Tuesday, May 21, 2024

Spring Babies!

Besides producing lovely blooms, spring is also a time when many animals bear their young. February starts with the song of birds trying to attract a mate, and by April lots of babies begin to appear in the local parks and nature areas.

Three baby eaglets!

My neighbor and photo-mentor Cheri knew of an eagle's nest at a state park in Central Oregon.  A pair of bald eagles return here every year to breed and rear their young.  Hearing that the couple had recently hatched three eaglets, we both wanted to go and check it out.

Protecting her baby

Cheri and I got up really early one April morning for the 3 hour drive.  Luckily, the weather was good and we arrived in no time.  Then we walked a short distance from the parking lot to where we could see the nest.

Feeding the little guys

Although the nest is high in a tree, it can be viewed at eye level from the rim of an adjacent cliff.


Not long after our arrival, one of the parents flew into the nest bearing a recently killed animal.  The other adult eagle that had been sitting at the nest (I assumed it was the mother) immediately began tearing apart the critter and feeding to to her young.

The best photo I got of all three eaglets

Three tiny, gray fluffy heads popped up from the nest.  One eaglet was a bit larger than the others.  I learned that the first egg had hatched a little over a week ago, the second three days later, and the third three days after that.  So one of the eaglets was practically brand new!

A mother's love

It was sweet to watch the mother eagle feed and nurture her babies.  We stayed for about three hours, before the action died down.  A very special morning indeed!  (A huge thanks for Cheri for driving the entire way there and back.)

Mama hummingbird feeding her baby

Of course, eaglets are not the only babies around my home.  A nearby park that features a small lake (affectionally nicknamed "the duck pond") is always a good place to spot goslings and ducklings in the spring.

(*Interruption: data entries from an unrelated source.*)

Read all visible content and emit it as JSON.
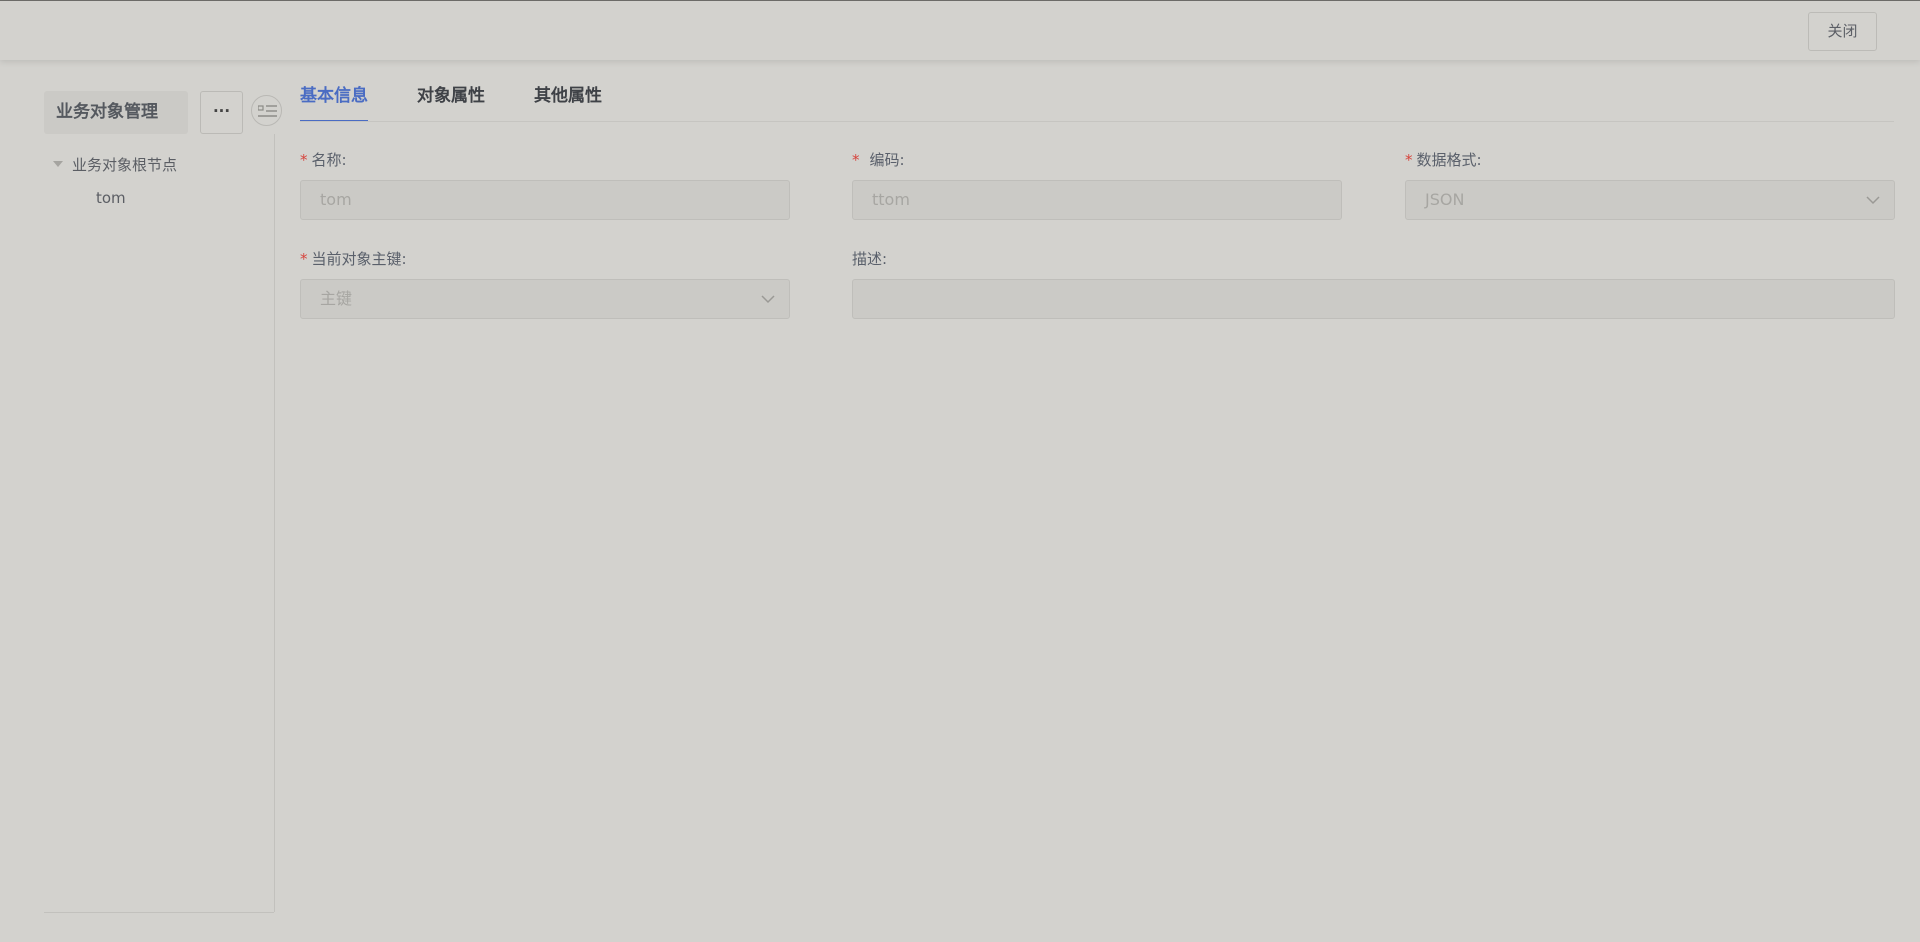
{
  "header": {
    "close_label": "关闭"
  },
  "sidebar": {
    "title": "业务对象管理",
    "more_label": "···",
    "tree": {
      "root_label": "业务对象根节点",
      "children": [
        "tom"
      ]
    }
  },
  "tabs": [
    {
      "label": "基本信息",
      "active": true
    },
    {
      "label": "对象属性",
      "active": false
    },
    {
      "label": "其他属性",
      "active": false
    }
  ],
  "form": {
    "name": {
      "label": "名称:",
      "required": "*",
      "value": "tom"
    },
    "code": {
      "label": "编码:",
      "required": "*",
      "value": "ttom"
    },
    "format": {
      "label": "数据格式:",
      "required": "*",
      "value": "JSON"
    },
    "primary_key": {
      "label": "当前对象主键:",
      "required": "*",
      "placeholder": "主键"
    },
    "description": {
      "label": "描述:",
      "value": ""
    }
  },
  "colors": {
    "accent": "#4a6cc3",
    "required": "#d6453d",
    "background": "#d3d2ce"
  }
}
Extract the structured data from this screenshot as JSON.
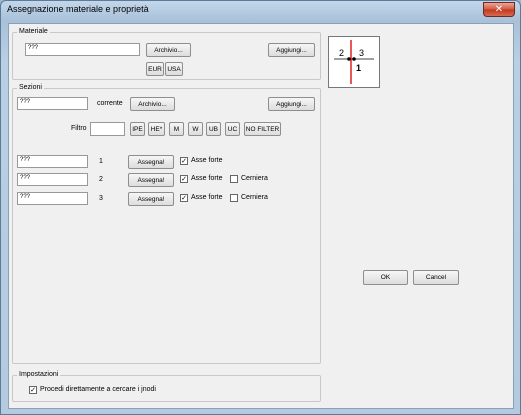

Gosling flapping its tiny wings

When I'm walking around the "duck pond," my camera with its huge zoom lens always attracts attention.  Many times people will see my camera setup and generously share their bird sightings.  One April morning a man who had noticed my big white lens told me of a hummingbird nest he'd spotted in a nearby tree.  The guy took me over to the tree and pointed to a tiny nest hidden in a branch overhanging the paved pathway.

Gosling eating

As the man and I were peering at this sweet, moss-lined home, who should fly in but the mother hummer!  A wee orange beak rose from the nest and I witnessed the mama hummingbird feeding her young.  Lucky for me, I already had my camera focused and was able to capture this sweet moment.

Goose family going for a swim

After watching the mother hummer for a bit, she finally flew away in search of more food for her  baby.  I tore myself away and continued my walk around the pond.  Baby goslings were everywhere and I spent the remainder of the morning capturing hundreds of images of these cute, fluffy youngsters.

Goofy gosling

There were three goose families with young.  After feeding on shore for a bit, all three groups headed towards the water for a swim.  The sun came out and I was able to get some great shots of the goslings gliding through the water with their folks.

Tiny duckling

There's another nature area within walking distance my house.  When my hubby works from home, he sometimes walks there during his lunch break.  The same day my hubby returned from his outing to report he'd spotted a brood of ducklings in the park.  Of course, I quickly grabbed my camera and headed over there.

Beating a hasty retreat

Sure enough, I found the mother and ducklings swimming around a small stream lined with tall grasses.  Unfortunately for me, once mama duck saw my huge zoom lens, she hustled her babies into the grass-lined shore, hiding them from my sight.  I was able to grab just a few good images before the ducklings disappeared.

"Here we come!"

A couple of weeks later, I was back at the duck pond with my camera.  There were more goslings, some that had grown out of their cute, fluffy stage and another brood of newborns.  Hearing some pitiful-sounding peeping, I noticed two ducklings swimming by themselves in the middle of the pond.  It appeared they'd become separated from their family.  I was able to get some photos of these adorable little guys, but I was concerned that if they didn't soon find their family, these ducklings would become food for a predator.  (I know it's the "circle of life" and all, but sadly, this happens much more frequently than I'd like to admit.)

This little guy lost his mother

It was another good spring of baby bird photography.  I'm lucky to have the plethora of parks and natural areas nearby.  Not only flowers, spring brings a lot of great photography subjects to my area!


  1. Great shots of the eagle nest.

  2. So cute! How neat that the eaglets were easily visible!

  3. Pretty spectacular pictures of the eagles and eaglets!

  4. Thank you, Linda, these wonderful images have filled me with joy. 'Mother love' captured so beautifully.
    Your goslings made me recall our visit to Portland. We watched Mum and Dad escort some 15 large chicks along the river bank and down into the water. There was no haste on this occasion.

  5. How wonderful to see the eaglets and the hummer's nest. Your images are wonderful!

  6. What an awesome week! As much as I like the eagle pictures, that gosling running and flapping it's tiny wings is beyond cute!

  7. Oh great photo of The Hummingbird!!